GPO Magazine : Abordons maintenant quelques aspects un peu plus personnels. Vous êtes diplômé d’une école de commerce, cela a-t-il été un bon cursus pour votre carrière ?
J.-F. C. : Je vais vous faire une confidence. Au début, j’étais parti pour devenir ingénieur. J’ai fait Math Sup et Math Spé, mais faire 15 heures de math et 10 heures de physique par semaine, ce n’était finalement pas mon truc (sourire, ndlr). Je me suis donc orienté vers une école de commerce. De telles études préparent finalement à tous les métiers qui restent – nous le savons – à apprendre une fois son diplôme en poche. En quittant la trajectoire ingénieur, mon objectif était de ne me fermer aucune porte. Je voulais connaître et acquérir les connaissances de base sur les principaux rouages de l’entreprise en matière de marketing, de gestion, de comptabilité, de finance, de management, etc. La filière scientifique ne me permettait pas cette diversité. Cela étant, pour être honnête, ces années d’études scientifiques me servent encore tous les jours.

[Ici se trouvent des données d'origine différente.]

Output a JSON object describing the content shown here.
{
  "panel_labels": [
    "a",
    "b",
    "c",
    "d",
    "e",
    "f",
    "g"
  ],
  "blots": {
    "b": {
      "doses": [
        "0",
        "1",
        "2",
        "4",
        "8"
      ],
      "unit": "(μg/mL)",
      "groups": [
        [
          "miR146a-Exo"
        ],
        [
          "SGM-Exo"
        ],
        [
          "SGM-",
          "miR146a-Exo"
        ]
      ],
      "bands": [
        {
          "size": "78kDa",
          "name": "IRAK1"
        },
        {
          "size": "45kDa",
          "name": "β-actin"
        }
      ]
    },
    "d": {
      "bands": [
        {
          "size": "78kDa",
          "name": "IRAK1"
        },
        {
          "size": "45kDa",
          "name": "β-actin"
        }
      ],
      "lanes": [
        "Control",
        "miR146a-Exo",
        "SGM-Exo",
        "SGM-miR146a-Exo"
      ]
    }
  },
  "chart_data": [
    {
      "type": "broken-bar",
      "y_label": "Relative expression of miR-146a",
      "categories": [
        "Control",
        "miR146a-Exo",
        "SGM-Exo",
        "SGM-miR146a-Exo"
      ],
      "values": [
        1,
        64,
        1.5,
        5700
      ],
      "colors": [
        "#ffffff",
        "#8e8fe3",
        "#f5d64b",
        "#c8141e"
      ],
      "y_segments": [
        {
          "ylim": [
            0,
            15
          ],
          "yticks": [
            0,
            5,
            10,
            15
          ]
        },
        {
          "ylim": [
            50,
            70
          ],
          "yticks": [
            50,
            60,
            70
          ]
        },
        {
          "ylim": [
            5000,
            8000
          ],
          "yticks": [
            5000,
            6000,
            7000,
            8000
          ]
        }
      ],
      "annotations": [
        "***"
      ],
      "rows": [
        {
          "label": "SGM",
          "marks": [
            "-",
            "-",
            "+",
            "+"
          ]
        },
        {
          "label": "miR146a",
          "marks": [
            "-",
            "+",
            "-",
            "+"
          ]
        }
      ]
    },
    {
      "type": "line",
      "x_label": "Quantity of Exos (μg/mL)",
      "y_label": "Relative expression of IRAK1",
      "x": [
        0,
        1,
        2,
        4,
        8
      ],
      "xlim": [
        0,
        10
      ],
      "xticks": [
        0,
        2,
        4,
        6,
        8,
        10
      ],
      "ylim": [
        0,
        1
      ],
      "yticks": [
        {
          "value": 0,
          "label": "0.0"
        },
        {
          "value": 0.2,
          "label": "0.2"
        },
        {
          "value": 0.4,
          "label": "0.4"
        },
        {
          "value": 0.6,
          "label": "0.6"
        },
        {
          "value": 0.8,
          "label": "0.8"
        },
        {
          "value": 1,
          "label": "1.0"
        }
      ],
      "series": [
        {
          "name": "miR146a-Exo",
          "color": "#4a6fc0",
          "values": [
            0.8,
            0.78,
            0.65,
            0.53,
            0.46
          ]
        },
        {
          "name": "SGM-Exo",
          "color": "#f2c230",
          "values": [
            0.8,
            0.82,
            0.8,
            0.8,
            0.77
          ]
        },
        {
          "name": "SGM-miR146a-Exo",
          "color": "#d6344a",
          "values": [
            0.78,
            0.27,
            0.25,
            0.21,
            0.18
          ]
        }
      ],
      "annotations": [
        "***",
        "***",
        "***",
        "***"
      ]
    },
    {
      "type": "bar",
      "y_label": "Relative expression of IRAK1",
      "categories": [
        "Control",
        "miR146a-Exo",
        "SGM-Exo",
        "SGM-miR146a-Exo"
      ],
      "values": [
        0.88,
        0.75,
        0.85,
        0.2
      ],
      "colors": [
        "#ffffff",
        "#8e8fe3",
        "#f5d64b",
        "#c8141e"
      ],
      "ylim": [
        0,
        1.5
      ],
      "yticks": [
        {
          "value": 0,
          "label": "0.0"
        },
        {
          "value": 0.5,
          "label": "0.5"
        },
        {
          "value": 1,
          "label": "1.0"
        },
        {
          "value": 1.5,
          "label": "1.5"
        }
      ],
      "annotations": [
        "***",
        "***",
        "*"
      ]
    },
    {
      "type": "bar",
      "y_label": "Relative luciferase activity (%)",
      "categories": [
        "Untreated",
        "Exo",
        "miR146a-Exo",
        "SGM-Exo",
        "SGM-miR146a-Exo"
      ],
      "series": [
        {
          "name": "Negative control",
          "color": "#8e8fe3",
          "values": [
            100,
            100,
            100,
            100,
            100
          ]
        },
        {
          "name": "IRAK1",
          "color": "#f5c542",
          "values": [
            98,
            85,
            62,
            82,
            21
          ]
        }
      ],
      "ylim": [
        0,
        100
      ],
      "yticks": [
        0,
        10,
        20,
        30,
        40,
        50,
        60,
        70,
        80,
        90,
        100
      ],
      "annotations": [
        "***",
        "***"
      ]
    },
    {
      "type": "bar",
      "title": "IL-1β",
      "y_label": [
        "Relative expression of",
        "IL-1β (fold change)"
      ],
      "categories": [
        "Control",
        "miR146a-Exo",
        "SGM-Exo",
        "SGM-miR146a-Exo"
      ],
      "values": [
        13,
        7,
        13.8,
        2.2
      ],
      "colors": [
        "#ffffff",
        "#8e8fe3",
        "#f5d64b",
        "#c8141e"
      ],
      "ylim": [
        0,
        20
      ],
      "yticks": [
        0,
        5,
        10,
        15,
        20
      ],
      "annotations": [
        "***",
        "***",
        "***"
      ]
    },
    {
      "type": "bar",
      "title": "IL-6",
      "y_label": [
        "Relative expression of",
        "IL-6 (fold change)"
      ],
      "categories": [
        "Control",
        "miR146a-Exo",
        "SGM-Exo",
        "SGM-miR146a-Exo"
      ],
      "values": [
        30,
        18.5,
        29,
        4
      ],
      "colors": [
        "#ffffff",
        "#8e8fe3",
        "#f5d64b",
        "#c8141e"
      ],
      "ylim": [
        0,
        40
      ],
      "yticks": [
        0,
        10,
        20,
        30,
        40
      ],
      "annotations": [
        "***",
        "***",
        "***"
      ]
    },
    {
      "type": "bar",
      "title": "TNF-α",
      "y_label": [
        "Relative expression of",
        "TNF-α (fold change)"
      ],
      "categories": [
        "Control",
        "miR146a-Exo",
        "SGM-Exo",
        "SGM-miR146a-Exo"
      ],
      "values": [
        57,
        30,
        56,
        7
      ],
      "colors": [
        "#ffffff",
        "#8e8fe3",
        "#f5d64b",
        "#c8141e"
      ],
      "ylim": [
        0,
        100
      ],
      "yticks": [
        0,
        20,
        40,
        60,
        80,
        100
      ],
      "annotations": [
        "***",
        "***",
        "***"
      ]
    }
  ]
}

GPO Magazine : Vous dirigez aujourd’hui près de 1 000 personnes, quels types de relations aimez-vous entretenir avec vos équipes ?
J.-F. C. : On ne manage heureusement plus une entreprise à l’autorité, en centralisant toute la pyramide de décisions comme cela pouvait être le cas il y a encore une vingtaine d’années. Il est impératif de savoir déléguer et donc de savoir s’entourer avec une véritable acuité pour détecter les talents. Ce n’est pas si facile mais c’est essentiel. Dans le management, il faut aussi parfois prendre des risques, par exemple sans cantonner et bloquer une personne au seul poste où pourtant elle excelle. Je pourrais vous citer le cas d’un responsable grands comptes qui ne faisait que du commerce ; nous cherchions quelqu’un pour diriger la division VO*, une activité majeure de notre rentabilité et pour laquelle il n’était pas du tout formé. Je savais par ailleurs que je cherchais d’abord et avant tout un manager et non un technicien. Je lui ai confié le job et il y réussit parfaitement. Il faut avoir ce feeling. Je vous le disais, savoir déléguer, c’est se donner la possibilité d’avoir un recul indispensable sur l’organisation, sur nos services, sur les femmes et les hommes qui font l’entreprise au quotidien.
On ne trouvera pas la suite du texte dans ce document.